Simply connected will only ensure that closed one forms are exact. If you delete the origin from $R^3$, there should be a 2-form on this space which is closed but not exact (I think you could write it down by pulling back the volume form of the sphere to $R^3-0$).
In general closed forms will always be exact on contractible spaces.
I would recommend reading a book on de Rham cohomology, such as Bott and Tu, or From Calculus to Cohomology.
No. "Every closed form is exact" is equivalent to the claim that the first de Rham cohomology $H^1_{dR}(U, \mathbb{R})$ vanishes. This means, equivalently, that there are no nontrivial homomorphisms from the fundamental group $\pi_1(U)$ to $\mathbb{R}$. But it does not imply that the fundamental group is trivial (which is equivalent to simply connected).
In fact any reasonable space (e.g. a manifold) is homotopy equivalent to an open subset of some $\mathbb{R}^n$ (embed it into $\mathbb{R}^n$ in a nice way, then take a tubular neighborhood), and lots of reasonable spaces have the property that their fundamental group is nontrivial but admits no nontrivial maps to $\mathbb{R}$. Maybe the simplest such space is the real projective plane $\mathbb{RP}^2$, which embeds nicely into $\mathbb{R}^4$ (I think) and has fundamental group $\mathbb{Z}_2$.
If you really want an explicit open subset of some $\mathbb{R}^n$, you can take $GL_3^{+}(\mathbb{R})$, the space of $3 \times 3$ matrices with positive determinant, which is homotopy equivalent to $SO(3)$, which is in turn the real projective space $\mathbb{RP}^3$, and which in particular again has fundamental group $\mathbb{Z}_2$. This is a connected open subset of $\mathbb{R}^9$.
In general, homomorphisms $\pi_1(U) \to \mathbb{R}$ correspond to homomorphisms $H_1(U, \mathbb{Z}) \to \mathbb{R}$, where $H_1$ is the first singular homology. If the fundamental group $\pi_1(U)$ is finitely generated (which is again true in all reasonable cases), every such homomorphism is trivial iff $H_1(U, \mathbb{Z})$ is torsion iff it is finite.
Best Answer
Let $U=\mathbb R^n\setminus \lbrace0 \rbrace\subset \mathbb R^n$, a simply connected domain for $n\geq3$, which we assume from now on.
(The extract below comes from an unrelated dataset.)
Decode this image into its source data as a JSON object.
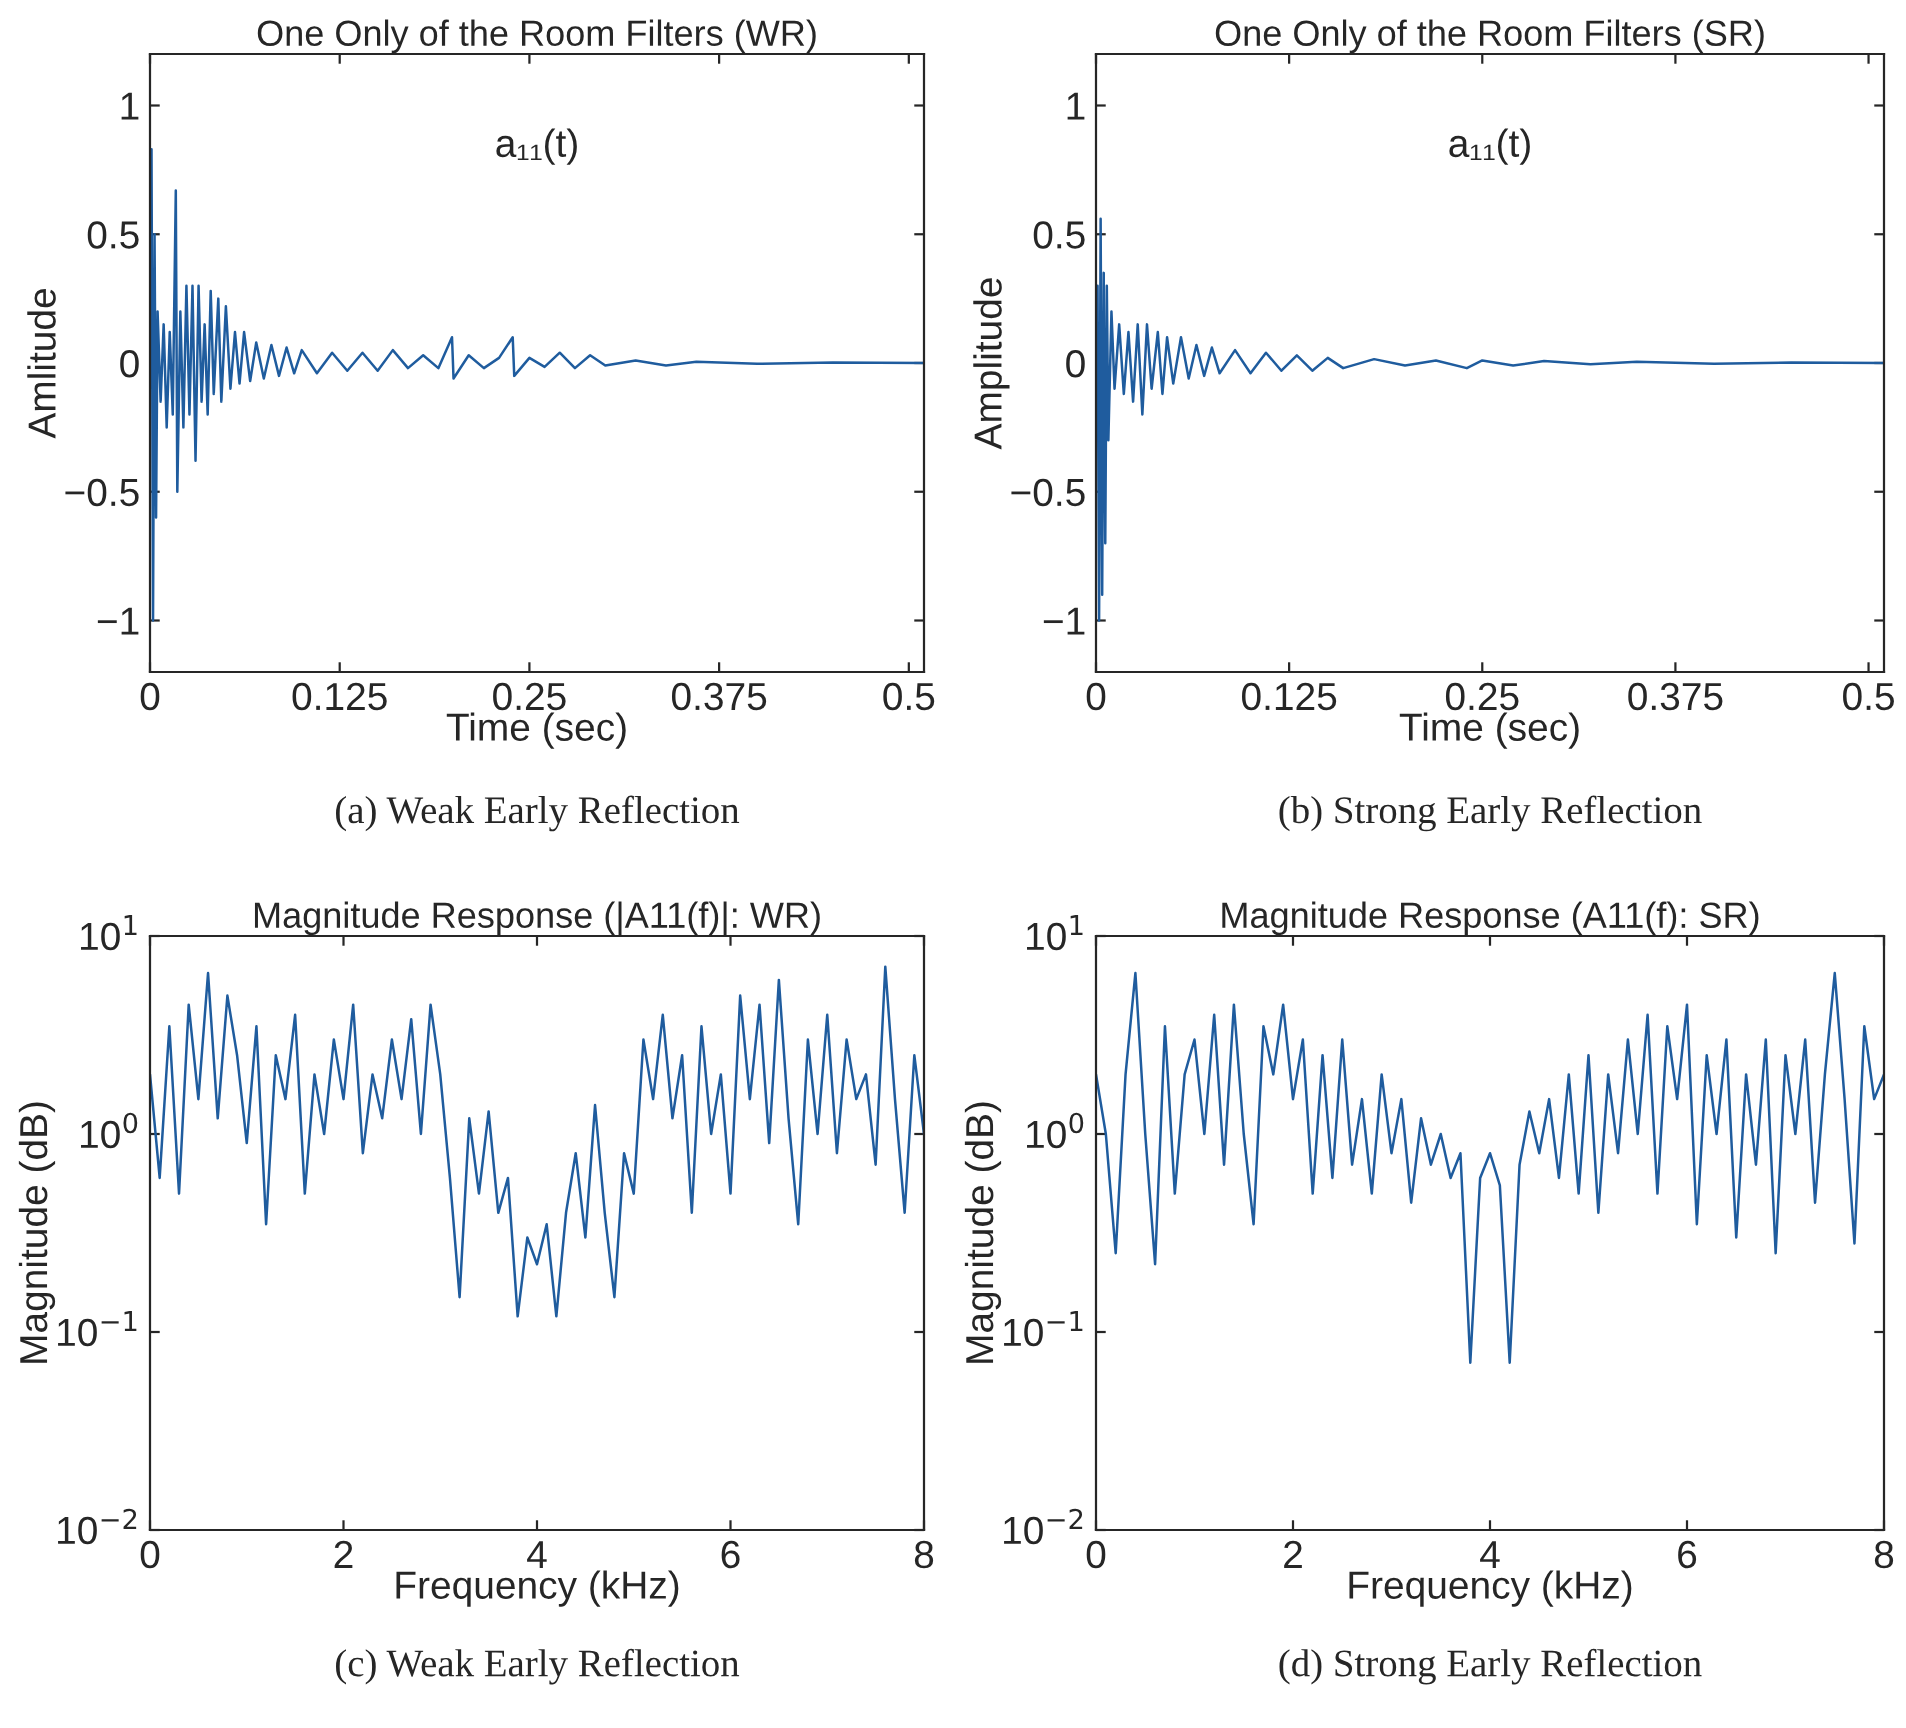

The $(n-1)$ form $\omega \in \Omega^{n-1}(U)$ defined by
$$\omega (x)=\frac {1}{\mid \mid x\mid \mid^n} \sum _{i=1} ^n (-1)^{i-1}x_idx^1\wedge...\wedge \widehat{dx^i} \wedge dx_n$$ for $x\in \mathbb R^n\setminus \lbrace0 \rbrace)$ is closed but not exact. It is thus an example of what you want.
More precisely, its cohomology class $[\omega ]$ generates the one-dimensional $(n-1)$-th De Rham cohomology vector space of $U$, namely $H^{n-1}_{DR}(U)=\mathbb R\cdot[\omega ]$
NB
a) This form can also be seen as the pull-back $\omega =r^*(vol)$ of the canonical volume form $vol\in \Omega ^{n-1}(S^{n-1})$ of the unit sphere under the map $$r:U\to S^{n-1}:x\mapsto \frac {x}{\mid \mid x\mid \mid}$$
b) To be quite explicit, the value of the alternating form $\omega (x)$ on the $(n-1)$-tuple of vectors $v_1,...,v_{n-1}\in T_x(U)=\mathbb R^n$ is $$\omega (x)(v_1,...,v_{n-1})=\frac {1}{\mid \mid x\mid \mid^n}\cdot det[x\mid v_1\mid ...\mid v_{n-1}]$$
where of course $x, v_1, ...,v_{n-1}$ are seen as column vectors of size $n$.